How-to: Do Scalable Graph Analytics with Apache Spark

Categories: Data Science Graph Processing How-to Spark

Get started with scalable graph analysis via simple examples that utilize GraphFrames and Spark SQL on HDFS.

Graphs—also known as “networks”—are ubiquitous across web applications. As a refresher, a graph consists of nodes and edges. A node can be any object, such as a person or an airport, and an edge is a relation between two nodes, such as a friendship or an airline connection between two cities. Social networks and content networks (which comprise interlinked documents, such as web pages or citation networks) are other very common examples of a graph. Finally, the Internet of Things is basically a huge “graph of graphs”.

Why should one care about graph theory? Because the relations between things, or rather the links in a network, contain information that complements that about individual components. One common relevant use case here is topology analysis, from which one can derive information about graph properties. If you can track changes in topology, you can track changes across the entire system. Thus, topological analysis is a handy tool in multiple fields, including financial risk management and predictive maintenance.

In the remainder of this post, you will get some introductory hands-on exposure to graph analysis using the GraphFrames package in Apache Spark. As you’ll see, there are some powerful advantages to using GraphFrames and GraphX on HDFS in combination with Spark SQL. (Important note: Neither GraphX nor GraphFrames are considered production-ready, nor are they currently supported by Cloudera. This information presented here is for self-educational purposes with respect to graph analytics, only.)


For both examples, you’ll need to install Cloudera QuickStart, which is available in VM and Docker versions. (CDH 5.5/Spark 1.5/GraphFrames 0.1.0 are used for the examples here, but the current versions—CDH 5.8/Spark 1.6/GraphFrames 0.2.0—should work just as well.) The GraphFrame package is available in the spark-packages repository. In addition to understanding the basic concepts of graph analysis, you’ll also need to know how to use RDDs and DataFrames in Spark.

Some code is skipped here for brevity, but complete exercise scripts, sample data, and the full tutorial as PDF file are available in this repo.

Exercise 1: Calculating PageRank using Scalable Graph Analysis

Google’s PageRank—perhaps the most famous graph-processing algorithm in Internet history—is calculated per node (or vertex). A web page’s PageRank is related to the importance of a node in the network and results from the topology (represented by links). In this example, we will use GraphFrames to calculate the PageRank for each node. Furthermore, calculating the clustering coefficient of a graph is based on the number of triplets and the number of fully connected triangles is possible, using GraphX.

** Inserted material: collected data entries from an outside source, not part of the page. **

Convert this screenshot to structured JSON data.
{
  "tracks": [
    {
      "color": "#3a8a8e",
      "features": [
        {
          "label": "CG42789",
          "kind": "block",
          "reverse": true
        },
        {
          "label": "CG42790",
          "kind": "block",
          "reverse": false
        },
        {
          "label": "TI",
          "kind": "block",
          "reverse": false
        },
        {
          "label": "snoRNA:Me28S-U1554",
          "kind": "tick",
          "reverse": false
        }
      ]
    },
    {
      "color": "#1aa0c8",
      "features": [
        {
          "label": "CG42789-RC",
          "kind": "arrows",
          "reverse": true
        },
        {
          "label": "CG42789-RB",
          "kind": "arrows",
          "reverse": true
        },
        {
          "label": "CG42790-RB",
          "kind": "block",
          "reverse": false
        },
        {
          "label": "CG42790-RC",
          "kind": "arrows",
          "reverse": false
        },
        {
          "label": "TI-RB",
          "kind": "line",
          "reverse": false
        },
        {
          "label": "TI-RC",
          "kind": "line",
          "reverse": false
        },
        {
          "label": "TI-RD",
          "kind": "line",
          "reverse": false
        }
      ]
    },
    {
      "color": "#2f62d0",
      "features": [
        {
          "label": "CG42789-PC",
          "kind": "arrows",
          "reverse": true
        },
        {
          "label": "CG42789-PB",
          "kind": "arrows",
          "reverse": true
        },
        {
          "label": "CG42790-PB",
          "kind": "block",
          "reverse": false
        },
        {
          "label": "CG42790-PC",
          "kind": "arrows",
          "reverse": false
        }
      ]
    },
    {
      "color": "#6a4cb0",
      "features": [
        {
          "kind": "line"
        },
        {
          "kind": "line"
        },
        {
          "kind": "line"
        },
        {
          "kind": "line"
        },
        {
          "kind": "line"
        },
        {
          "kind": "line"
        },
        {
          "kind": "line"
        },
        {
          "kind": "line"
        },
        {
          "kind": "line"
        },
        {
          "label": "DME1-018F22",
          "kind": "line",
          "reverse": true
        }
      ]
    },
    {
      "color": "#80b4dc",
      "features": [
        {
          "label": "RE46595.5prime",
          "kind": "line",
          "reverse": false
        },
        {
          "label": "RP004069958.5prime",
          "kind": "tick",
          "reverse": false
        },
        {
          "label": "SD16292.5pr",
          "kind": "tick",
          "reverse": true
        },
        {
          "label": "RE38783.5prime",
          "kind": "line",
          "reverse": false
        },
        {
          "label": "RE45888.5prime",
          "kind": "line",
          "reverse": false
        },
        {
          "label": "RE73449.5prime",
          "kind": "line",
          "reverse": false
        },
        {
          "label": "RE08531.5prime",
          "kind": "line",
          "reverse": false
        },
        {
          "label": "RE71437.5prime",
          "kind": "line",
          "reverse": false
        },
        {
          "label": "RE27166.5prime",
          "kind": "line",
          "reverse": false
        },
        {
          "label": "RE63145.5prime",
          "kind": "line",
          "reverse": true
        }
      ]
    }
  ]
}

First, download this data file from the SNAP website. This file can be downloaded, decompressed, and loaded into HDFS using this bootstrap script; or, you can do all that manually:

Start a spark-shell with the optional packages to work with GraphFrame and the CSV processing libraries:

Note that the \ symbol indicates that input continues on the next line. The --package option allows you to specify a comma separated list of Apache Maven coordinates for required third-party packages used in your spark-shell session. Those will automatically be loaded by the Spark cluster from a central repository. Here we need the GraphFrame package and a library for CSV parsing from Databricks.

Building the Graph

Next, we’ll define a DataFrame by loading data from a CSV file, which is stored in HDFS.

Our datafile facebook_combined.txt contains two columns to represent links between network nodes. The first column is called source (src), and the second is the destination (dst) of the link. (Some other systems, such as Gephi, use “source” and “target” instead.)

First we define a custom schema, and than we load the DataFrame, using SQLContext.

Here we use space (” “) as a specific delimiter. More options can be defined as shown in the documentation for the CSV parsing library.

In theory, this edge list contains all information to build a graph, but a GraphFrame needs nodes data and edges in separate DataFrames. Let’s transform the edge list to also get a node list.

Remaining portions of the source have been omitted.